Talvez não dê para salvar todo mundo. Vamos ter que buscar ferramentas, estruturas econômicas e tributárias para manter todos esses setores funcionando. Mas temos que salvar a maioria, para ter um colchão social, um colchão econômico que permita que a gente tenha uma retomada com o menor dano, com o menor prejuízo. Os colegas que ficam saberão encontrar isso.
A Petrobras anunciou que vai cortar 200 mil barris por dia de produção. A ABIPI, que representa produtores onshore independentes, fez uma série de reivindicações ao governo federal e à ANP. Qual a agilidade que a ANP precisa ter para que a atividade não pare?
O momento agora é de sobrevivência. A Petrobras fez um movimento de baixar operações muito custosas e manter o que dá retorno ao seu capital. Ainda mais em um momento que o mundo está superofertado, não faz muito sentido manter operação que não se pague.

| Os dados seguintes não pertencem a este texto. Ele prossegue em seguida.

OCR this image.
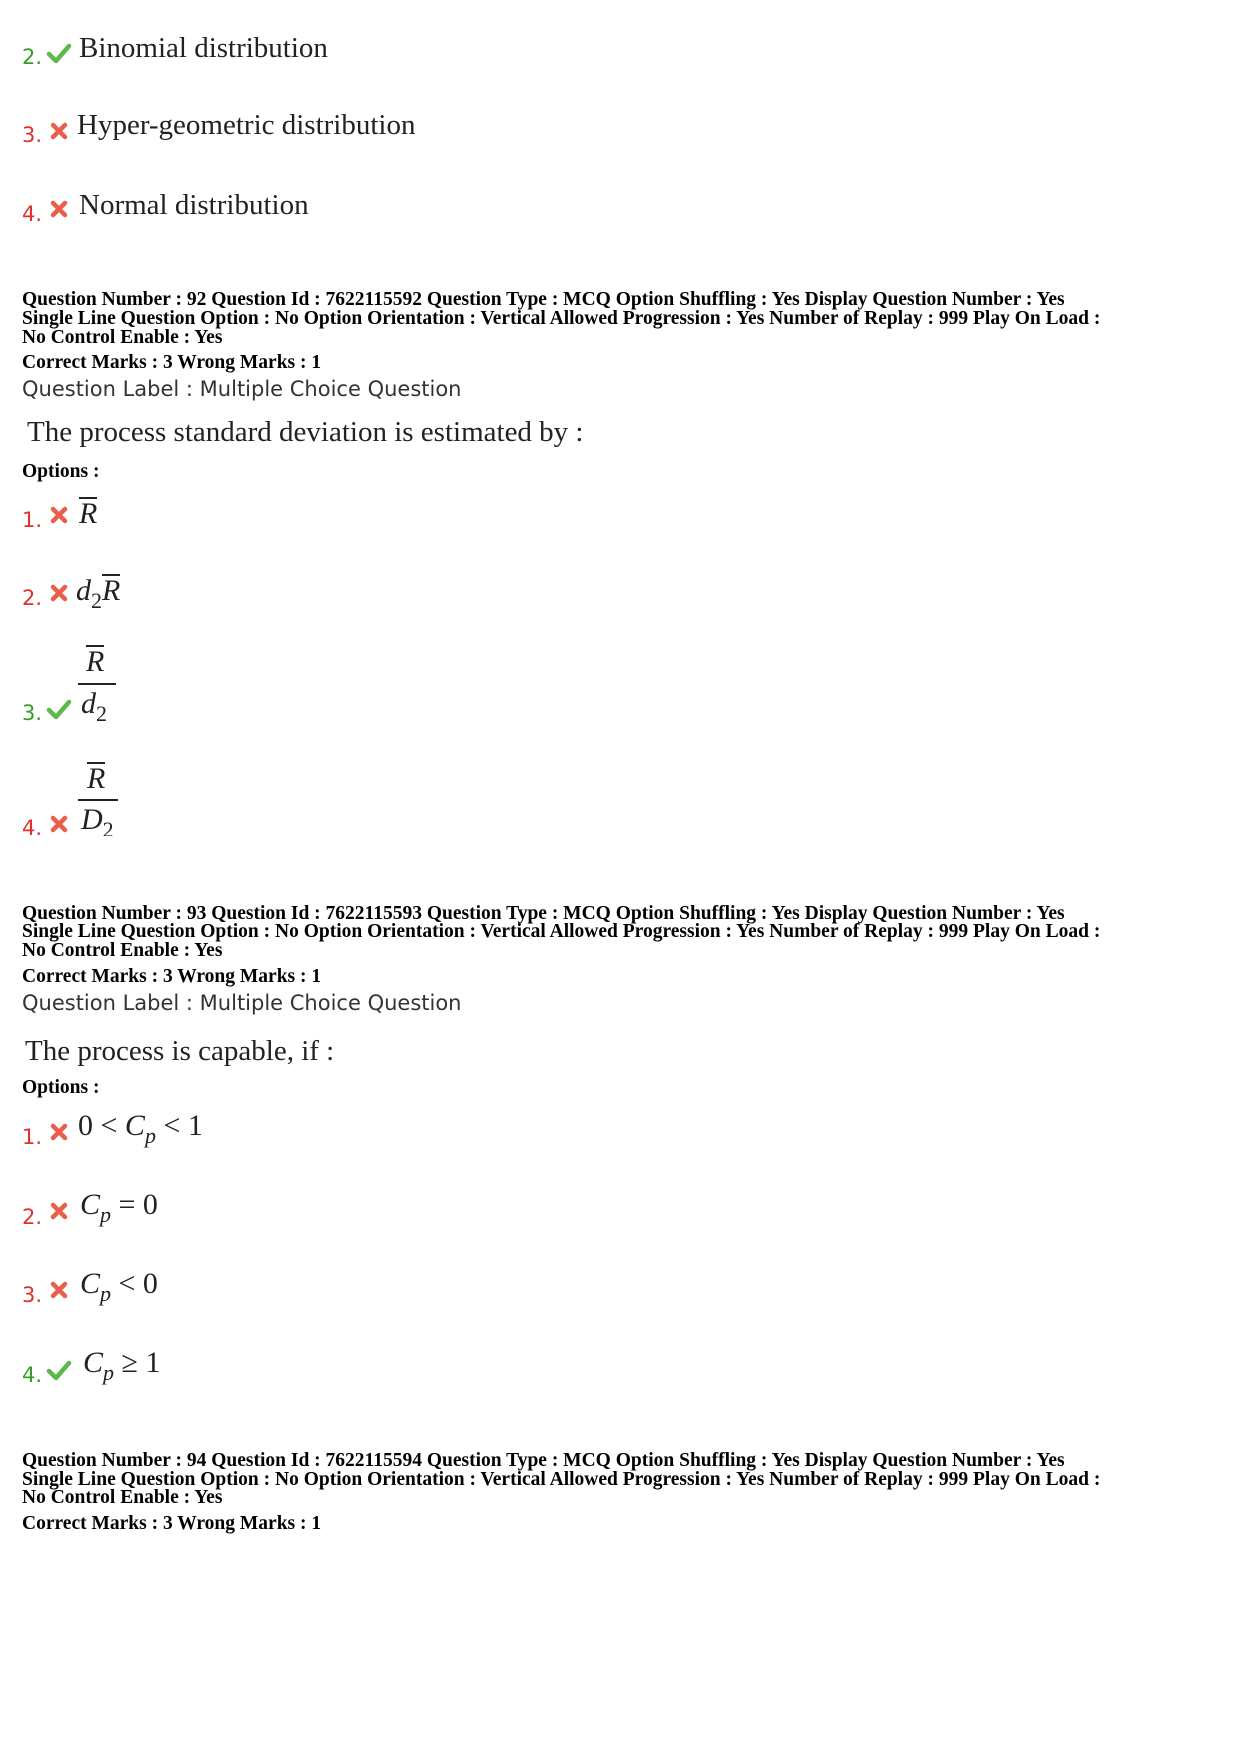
2. Binomial distribution
3. Hyper-geometric distribution
4. Normal distribution
Question Number : 92 Question Id : 7622115592 Question Type : MCQ Option Shuffling : Yes Display Question Number : Yes
Single Line Question Option : No Option Orientation : Vertical Allowed Progression : Yes Number of Replay : 999 Play On Load :
No Control Enable : Yes
Correct Marks : 3 Wrong Marks : 1
Question Label : Multiple Choice Question
The process standard deviation is estimated by :
Options :
1. R
2. $d_2R$
3.
R
$d_2$
4.
R
$D_2$
Question Number : 93 Question Id : 7622115593 Question Type : MCQ Option Shuffling : Yes Display Question Number : Yes
Single Line Question Option : No Option Orientation : Vertical Allowed Progression : Yes Number of Replay : 999 Play On Load :
No Control Enable : Yes
Correct Marks : 3 Wrong Marks : 1
Question Label : Multiple Choice Question
The process is capable, if :
Options :
1. $0 < C_p < 1$
2. $C_p = 0$
3. $C_p < 0$
4. $C_p \ge 1$
Question Number : 94 Question Id : 7622115594 Question Type : MCQ Option Shuffling : Yes Display Question Number : Yes
Single Line Question Option : No Option Orientation : Vertical Allowed Progression : Yes Number of Replay : 999 Play On Load :
No Control Enable : Yes
Correct Marks : 3 Wrong Marks : 1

Mas isso precisa ser visto com olhar sistêmico. Até que ponto isso não provoca um efeito colateral? Até que ponto essa operação não é importante agora, mesmo tendo um custo maior que pode ser recuperado no futuro. Ou até mesmo quais impactos disso em outros setores?
Essa é uma discussão que tem que ser feita.
O pleito da ABPIP e dos produtores médios e pequenos é muito importante. Boa parte das medidas deverão acontecer. Não todas. Algumas delas estão para além da competência da ANP, mas deverão ser discutidas no MME e na Economia. Boa parte delas são importantes.
O pleito da Petrobras não pode abrir precedente para outros produtores?
As áreas vão fazer as análises técnicas e regulatórias caso a caso. O setor não terá soluções únicas e padronizadas. É preciso levar em consideração impactos na arrecadação, impactos na produção, emprego, renda.
Mas também você não pode impor que a empresa funcione sem remuneração, o que pode levá-la a uma condição de insolvência.
Tem que olhar no médio e longo prazo quais os instrumentos existem para mitigar os efeitos da crise. Agora, no olho do furacão, é condição de guerra para tentar sobreviver.